その結果、サイドフレームカバー21には割れが生じず、ベルトアンカー22の貫通穴が拡径するような変形が生じただけであった。従って、上記実施形態で用いた2軸織物を合成樹脂製の面状部材でサンドイッチした積層体は、層間剥離作用による衝撃吸収作用に加えて、高い剛性が得られることがわかった。
1 衝撃吸収構造体
2,3 合成樹脂製の面状部材
4 布製の面状部材
10 座席構造
20 シートクッション部
21 サイドフレームカバー
30 シートバック部
31 シェル型フレーム部材
31a 凹凸部

Claims (5)

  1. 座席構造のシートバック部に用いられるシェル型フレーム部材であって、
    合成樹脂製の面状部材間に、両面が接着剤を介して接合される布製の面状部材を有する
    積層体から構成され、
    前記積層体には凹凸部が形成され、前記凹凸部に位置する前記布製の面状部材は、前記凹凸部が形成されている範囲の周長よりも長い長さを有し、余肉部が生じた状態で積層されていることを特徴とする座席構造におけるシェル型フレーム部材。
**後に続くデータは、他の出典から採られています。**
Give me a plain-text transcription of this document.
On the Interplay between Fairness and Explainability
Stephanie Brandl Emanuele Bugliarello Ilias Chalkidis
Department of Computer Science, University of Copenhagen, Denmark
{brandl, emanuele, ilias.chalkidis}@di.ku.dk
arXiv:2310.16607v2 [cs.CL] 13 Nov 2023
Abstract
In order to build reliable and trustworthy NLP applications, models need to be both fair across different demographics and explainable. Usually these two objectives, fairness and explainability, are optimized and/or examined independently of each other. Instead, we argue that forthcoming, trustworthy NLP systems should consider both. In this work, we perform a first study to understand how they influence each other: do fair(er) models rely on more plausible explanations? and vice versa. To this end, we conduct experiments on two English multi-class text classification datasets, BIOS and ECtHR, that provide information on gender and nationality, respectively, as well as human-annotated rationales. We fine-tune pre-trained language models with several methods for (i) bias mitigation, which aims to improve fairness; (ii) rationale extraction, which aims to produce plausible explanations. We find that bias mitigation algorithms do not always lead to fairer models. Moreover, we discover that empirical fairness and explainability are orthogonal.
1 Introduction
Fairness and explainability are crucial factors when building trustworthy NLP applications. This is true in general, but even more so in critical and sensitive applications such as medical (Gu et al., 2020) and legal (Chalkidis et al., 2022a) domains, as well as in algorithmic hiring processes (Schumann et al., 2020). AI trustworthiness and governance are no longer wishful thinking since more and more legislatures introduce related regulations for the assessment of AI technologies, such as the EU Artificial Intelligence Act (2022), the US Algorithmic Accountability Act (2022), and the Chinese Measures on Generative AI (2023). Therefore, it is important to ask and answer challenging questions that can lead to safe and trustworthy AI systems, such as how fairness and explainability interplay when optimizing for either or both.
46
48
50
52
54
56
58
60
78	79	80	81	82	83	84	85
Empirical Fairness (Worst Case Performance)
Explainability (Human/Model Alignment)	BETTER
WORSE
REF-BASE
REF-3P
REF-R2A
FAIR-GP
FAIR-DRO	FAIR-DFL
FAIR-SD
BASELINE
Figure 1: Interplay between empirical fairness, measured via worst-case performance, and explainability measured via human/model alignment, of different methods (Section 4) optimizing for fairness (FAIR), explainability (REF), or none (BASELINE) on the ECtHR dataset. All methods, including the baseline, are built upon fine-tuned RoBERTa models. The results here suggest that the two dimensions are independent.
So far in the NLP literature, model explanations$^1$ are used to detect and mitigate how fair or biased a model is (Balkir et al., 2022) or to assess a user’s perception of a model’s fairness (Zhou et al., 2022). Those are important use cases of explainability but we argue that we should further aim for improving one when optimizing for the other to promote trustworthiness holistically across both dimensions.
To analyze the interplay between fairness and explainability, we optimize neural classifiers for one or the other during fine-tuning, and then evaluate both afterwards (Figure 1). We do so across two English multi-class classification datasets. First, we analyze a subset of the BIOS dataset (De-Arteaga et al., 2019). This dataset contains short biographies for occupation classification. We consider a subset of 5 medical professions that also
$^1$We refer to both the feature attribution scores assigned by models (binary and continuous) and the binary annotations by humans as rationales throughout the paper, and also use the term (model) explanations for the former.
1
  2. 前記合成樹脂製の面状部材が、繊維強化プラスチックである請求項1記載のシェル型フレーム部材。
  3. 前記布製の面状部材が、2軸織物又は4軸織物である請求項1又は2記載のシェル型フレーム部材。
  4. シートクッション部とシートバック部とを備えた座席構造であって、
    請求項1〜3のいずれかに記載のシェル型フレーム部材が、前記シートバック部に用いられていることを特徴とする座席構造。
  5. 輸送機器用シートであることを特徴とする請求項4記載の座席構造。